Risk analyses performed at the various stages of implementation would have been necessary. They would have made it possible to understand the events and certainly facilitate the management of the project, in particular by assessing each event’s potential impacts on the costs and schedule. 

Conclusion 

The 239 million-dollar Rapibus project is no doubt a large-scale public transport project. There were no other projects in Quebec that could have served as a model. 

The implementation of this type of public infrastructure project poses major technical and organizational challenges, which further justifies the need to establish an appropriate and transparent project governance structure and to be supported by experts in construction project management. 

The success of any project, especially a large-scale project, requires a well-informed and rigorous management framework. Adopting a structured approach early in the process helps to position the project in relation to its design and implementation progress. 
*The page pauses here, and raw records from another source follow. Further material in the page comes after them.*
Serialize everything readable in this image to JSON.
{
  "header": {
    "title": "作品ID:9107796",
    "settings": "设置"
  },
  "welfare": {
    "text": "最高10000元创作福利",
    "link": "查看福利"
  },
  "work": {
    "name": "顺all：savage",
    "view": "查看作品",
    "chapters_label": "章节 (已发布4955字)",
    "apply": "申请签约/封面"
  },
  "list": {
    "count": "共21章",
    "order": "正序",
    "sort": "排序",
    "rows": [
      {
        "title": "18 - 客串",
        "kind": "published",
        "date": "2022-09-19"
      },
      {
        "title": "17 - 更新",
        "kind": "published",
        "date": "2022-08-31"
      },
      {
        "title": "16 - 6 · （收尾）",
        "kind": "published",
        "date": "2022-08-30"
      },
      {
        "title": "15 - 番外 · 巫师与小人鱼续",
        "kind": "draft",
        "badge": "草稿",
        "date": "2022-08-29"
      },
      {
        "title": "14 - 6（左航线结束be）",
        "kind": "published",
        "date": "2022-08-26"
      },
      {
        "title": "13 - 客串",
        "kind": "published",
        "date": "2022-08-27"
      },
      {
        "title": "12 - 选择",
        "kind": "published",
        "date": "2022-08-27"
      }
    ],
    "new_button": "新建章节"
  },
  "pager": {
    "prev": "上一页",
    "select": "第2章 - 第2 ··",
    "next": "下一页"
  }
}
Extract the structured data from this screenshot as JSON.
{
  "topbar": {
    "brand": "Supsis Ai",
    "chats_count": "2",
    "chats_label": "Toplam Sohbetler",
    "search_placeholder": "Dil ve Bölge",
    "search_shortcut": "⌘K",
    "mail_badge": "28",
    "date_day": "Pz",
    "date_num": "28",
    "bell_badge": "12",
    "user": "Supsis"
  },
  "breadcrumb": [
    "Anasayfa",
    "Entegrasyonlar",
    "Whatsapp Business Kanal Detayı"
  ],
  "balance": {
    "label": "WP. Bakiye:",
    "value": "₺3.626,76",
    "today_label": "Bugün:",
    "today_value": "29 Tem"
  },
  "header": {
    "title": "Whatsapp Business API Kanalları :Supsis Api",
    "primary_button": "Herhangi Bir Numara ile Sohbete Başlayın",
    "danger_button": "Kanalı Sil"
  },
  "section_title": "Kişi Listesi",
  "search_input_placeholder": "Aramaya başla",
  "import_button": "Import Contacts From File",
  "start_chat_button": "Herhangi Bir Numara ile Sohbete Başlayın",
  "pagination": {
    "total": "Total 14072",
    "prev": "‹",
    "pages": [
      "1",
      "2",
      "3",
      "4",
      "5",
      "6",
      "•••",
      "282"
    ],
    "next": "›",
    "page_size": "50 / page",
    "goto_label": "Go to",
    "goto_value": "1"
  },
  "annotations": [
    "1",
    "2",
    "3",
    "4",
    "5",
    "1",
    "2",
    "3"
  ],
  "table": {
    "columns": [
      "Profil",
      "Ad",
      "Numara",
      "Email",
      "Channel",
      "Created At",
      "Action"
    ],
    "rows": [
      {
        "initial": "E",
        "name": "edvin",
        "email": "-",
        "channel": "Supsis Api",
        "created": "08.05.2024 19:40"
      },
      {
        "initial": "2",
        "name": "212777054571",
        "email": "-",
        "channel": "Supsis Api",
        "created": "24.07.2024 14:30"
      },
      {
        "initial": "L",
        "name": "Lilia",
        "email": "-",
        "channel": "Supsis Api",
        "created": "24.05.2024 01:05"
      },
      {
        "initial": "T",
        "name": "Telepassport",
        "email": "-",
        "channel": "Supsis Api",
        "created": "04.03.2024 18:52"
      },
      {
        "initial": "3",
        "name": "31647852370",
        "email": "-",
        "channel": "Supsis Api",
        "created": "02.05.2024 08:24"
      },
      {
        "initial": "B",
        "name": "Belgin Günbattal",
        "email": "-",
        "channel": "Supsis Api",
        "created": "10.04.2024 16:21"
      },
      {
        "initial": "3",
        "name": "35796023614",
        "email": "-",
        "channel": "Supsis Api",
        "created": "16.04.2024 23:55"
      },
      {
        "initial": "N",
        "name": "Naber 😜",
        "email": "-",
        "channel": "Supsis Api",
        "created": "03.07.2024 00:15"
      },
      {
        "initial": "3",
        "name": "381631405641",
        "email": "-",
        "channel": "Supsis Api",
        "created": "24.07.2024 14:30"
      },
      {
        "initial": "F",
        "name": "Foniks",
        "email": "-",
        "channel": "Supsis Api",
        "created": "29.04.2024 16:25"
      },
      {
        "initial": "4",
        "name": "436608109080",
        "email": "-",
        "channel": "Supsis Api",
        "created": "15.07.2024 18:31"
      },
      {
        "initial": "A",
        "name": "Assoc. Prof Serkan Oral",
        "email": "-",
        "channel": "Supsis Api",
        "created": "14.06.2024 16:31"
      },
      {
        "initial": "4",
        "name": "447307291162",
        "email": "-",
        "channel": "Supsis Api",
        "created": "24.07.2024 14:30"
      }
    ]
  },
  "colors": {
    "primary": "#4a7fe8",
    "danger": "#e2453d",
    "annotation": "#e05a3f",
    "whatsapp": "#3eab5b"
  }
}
In conclusion, we applaud the STO’s initiative to conduct a postmortem analysis of the project to highlight the strengths and weaknesses of its management processes and governance mechanisms. 

The main lessons to be learned from this project are: 

  • Establish project governance that is adapted to the specific requirements of the project; 
  • Have a realistic budget and schedule before starting a project (have an independent evaluation, if necessary); 
  • Strengthen the application of project management best practices; 
  • Obtain the support of external experts who can provide advice to the client’s internal project management team; 
  • Apply a risk management approach to all phases of the project; and 
  • Ensure informed and rigorous follow-ups on all project activities by the project manager. 

Note: This case study is based on the Strategia Conseil report, which is available online (in French only).